Option A seems weak.  It's quite likely Hero has the best hand at this point.  Yet, Hero can certainly get away from the hand and still have plenty of chips left to put to use in a better spot.

Option C feels like a good move.  Chances are near zero that Villain actually connected with this flop.  It's certainly possible that Villain woke up with a premium hand on the button (QQ+ or AK); but it's also likely that Villain was using his big stack and position to make a move.  A shove of $10,000 on top has some fold equity; and aside from a legitimate pocket pair, what else can Villain call with?

So  . . . what's the right play in this spot?


  1. Sorry, but I'm liking (A). The flop missed you. You can't be as sure as you are that the V has nothing. Why make a move here at this point in the tournament? Later, or in a more desperate situation, you might want to shove. Here, where you have plenty of chips, get out cheaply and ask yourself why you didn't raise pre-flop with AQ.

  2. @ Rob . . . That's actually what I did. I felt like a sucker donking off nearly 1/4 of my stack, only to fold to what was likely a standard C-Bet on a dry board (well, I guess I actually was a sucker, so . . . ); but I also couldn't see putting my tournament on the line in that spot.

  3. hero raises the limpers preflop rather than limpin behind

    limp/call 1/4 of ur stack oop is not the play you wana be making with AQ


  4. I agree across the board here. With Rob: At least some type of raise would have been in order. There is plenty of time left to make a move. If I am going to possibly go out of a tournament, I do not want to do it by making a decision with basically no hand against a guy I haven't seen enough of to get a read on. With Fboy: Yep -- limp/call for a bunch of chips oop with A-Q not good. With Pete: You did the right thing in getting out without depleting your stack any further

    I have done this type of thing too many times myself -- trying to get in cheap to see a flop and then getting put in a difficult position. It is one of my many tournament leaks. lol

    So ... what was the aftermath of the move? How did things play out? Once you saw how the villain played do you think a shove might have made him fold

  5. Got moved shortly after hand. Ended up cashing 12th, so no harm no foul. But hand just stood out in my mind the next day....

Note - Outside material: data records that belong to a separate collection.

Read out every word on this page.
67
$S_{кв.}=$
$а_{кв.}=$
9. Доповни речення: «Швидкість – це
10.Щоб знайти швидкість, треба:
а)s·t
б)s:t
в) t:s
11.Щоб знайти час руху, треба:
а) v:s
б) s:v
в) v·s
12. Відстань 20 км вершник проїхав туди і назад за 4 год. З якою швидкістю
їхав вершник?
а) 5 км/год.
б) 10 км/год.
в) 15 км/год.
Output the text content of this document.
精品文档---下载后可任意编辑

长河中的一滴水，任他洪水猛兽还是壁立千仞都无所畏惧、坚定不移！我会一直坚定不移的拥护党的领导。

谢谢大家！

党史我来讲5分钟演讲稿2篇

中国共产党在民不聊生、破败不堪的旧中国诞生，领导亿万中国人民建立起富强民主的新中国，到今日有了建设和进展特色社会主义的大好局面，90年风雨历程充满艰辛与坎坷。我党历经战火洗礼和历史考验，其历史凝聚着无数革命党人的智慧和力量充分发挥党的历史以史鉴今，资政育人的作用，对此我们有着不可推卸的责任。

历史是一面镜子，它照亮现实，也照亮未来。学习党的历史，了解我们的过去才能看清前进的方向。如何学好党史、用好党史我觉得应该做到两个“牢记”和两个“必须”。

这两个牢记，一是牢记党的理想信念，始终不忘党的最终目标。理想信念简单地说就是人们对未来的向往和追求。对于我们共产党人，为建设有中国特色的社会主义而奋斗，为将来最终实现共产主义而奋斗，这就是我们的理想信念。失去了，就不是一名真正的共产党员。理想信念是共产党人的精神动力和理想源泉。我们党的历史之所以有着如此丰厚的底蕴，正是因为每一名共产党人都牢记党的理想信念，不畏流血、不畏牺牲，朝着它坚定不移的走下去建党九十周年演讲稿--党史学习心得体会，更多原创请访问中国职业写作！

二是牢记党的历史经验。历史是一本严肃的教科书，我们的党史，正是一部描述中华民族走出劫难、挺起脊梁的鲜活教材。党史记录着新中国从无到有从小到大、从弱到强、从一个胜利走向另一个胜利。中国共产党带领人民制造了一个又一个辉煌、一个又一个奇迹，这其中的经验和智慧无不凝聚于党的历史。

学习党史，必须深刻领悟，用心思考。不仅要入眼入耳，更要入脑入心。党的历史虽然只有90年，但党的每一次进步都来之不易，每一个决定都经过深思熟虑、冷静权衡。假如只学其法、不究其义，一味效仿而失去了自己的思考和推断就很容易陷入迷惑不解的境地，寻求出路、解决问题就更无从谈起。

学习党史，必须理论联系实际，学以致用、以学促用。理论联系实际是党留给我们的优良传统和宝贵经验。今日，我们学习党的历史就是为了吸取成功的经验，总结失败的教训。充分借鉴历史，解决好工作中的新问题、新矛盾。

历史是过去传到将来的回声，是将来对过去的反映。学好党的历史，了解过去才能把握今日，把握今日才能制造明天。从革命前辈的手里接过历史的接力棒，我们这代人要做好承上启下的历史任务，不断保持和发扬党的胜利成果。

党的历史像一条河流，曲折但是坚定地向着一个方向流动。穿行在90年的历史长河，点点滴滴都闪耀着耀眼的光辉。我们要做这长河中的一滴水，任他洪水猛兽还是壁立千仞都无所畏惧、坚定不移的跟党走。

  6. Just found your blog by searching for Charles Town poker rules... I think you screwed up the hand pre-flop. Your flat looks super strong to begin with. Big stack can be raising semi-wide here, looking to push you off of the hand. If you were to, say, limp / shove pre-flop, I think you have:
    a. A TON of fold equity vs. hands that you're 50/50 with
    b. Don't know the type of player, but presumably ahead of a lot of his range
    c. No worse than chopping all hand combos excluding AK, AA, KK, QQ... even against QQ, you're a 30% dog (not great, but still equity)

    Ultimately, I think a limp / shove PF is the best move here.

    That notwithstanding, you're facing a 33% pot bet to your assumed 25% equity. It's a crappy position that you put yourself in. With that awful flop, there isn't much you can represent, other than the slow-played overpairs / pairs. I have to believe if I'm the villain, that you're limp / shoving all good pairs PF. I'm giving you no credibility here if you shove over my 5k cbet. Either I'm sitting there with KQ, Ax, etc., or I have a PP - likely JJ-. I'm calling with my JJ- hands and folding almost everything but AK (because I can afford to call more liberally with my "hunch" hands due to my 60k stack). Therefore, I think I call the flop bet for 5k and shove the turn (if he checks) or fold the turn (if he bets all in). I know it sounds awful, but I think you're repping pretty strong by flatting twice.

    Fortunately, given the analysis, I don't play tourneys and only play 100BB+ cash games, so I don't find myself in these types of spots... like... ever..., so take my analysis with a grain of salt.

  7. Just re-read; didn't realize that you're out of position. This is a shove / fold on the flop. All pairs are calling you and hands that you crush are obv but not necessarily always folding (he's deep enough that he can donk off some of his stack getting hero-ish with Ax hands). I say go for it; shove. If he has any pairs lower than 77, you're running better than your two overcards; the board can double-pair and net you the pot as well.